Hindu militants objecting to Christian conversion staged frequent protests before, during, and after the November visit of Pope John Paul II to India.

Although Christians in India represent two to four percent of India's 988 million people, Hindu fundamentalists have rallied members of the nation's Hindu majority to greater hostility toward Christians and other religious minority groups (CT, March 1, 1999, p. 46). Much of the Hindu protest has been against "forced conversions."

"We are against 'churchianity' trying to proselytize ignorant, unsuspecting poor people through bribes, fraud, and deceit," Hindu leader B. P. Singhal says in a Religion News Service story.

Richard Howell, general secretary of the Evangelical Fellowship of India, told Christianity Today that when members of India's untouchables class convert to Christianity, it liberates them not only spiritually, but also to new social and economic opportunities. "One of the prime reasons of persecution of Christians is the church's involvement in empowering poor people," Howell observes.

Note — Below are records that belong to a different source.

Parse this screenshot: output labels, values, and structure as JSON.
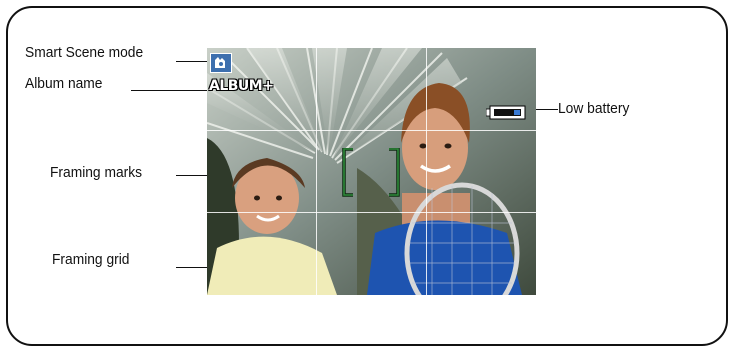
{
  "labels": {
    "smart_scene": "Smart Scene mode",
    "album_name": "Album name",
    "framing_marks": "Framing marks",
    "framing_grid": "Framing grid",
    "low_battery": "Low battery"
  },
  "screen": {
    "album_overlay_text": "ALBUM+"
  },
  "icons": {
    "scene": "smart-scene-icon",
    "battery": "low-battery-icon",
    "marks": "framing-marks-icon"
  },
  "colors": {
    "framing_marks": "#2e8a3a",
    "scene_icon_bg": "#3d6fae",
    "grid": "#ffffff"
  }
}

During his two-day visit, John Paul II made a vigorous case for freedom of religious belief and practice, including an individual's right to change to another religion. "No state or group has the right to control a person's religious convictions," the pope said at a public gathering in New Delhi. The Indian government treated the pope as a visiting head of state, and before the papal visit arrested some Hindu fundamentalists who threatened violence in connection with the visit.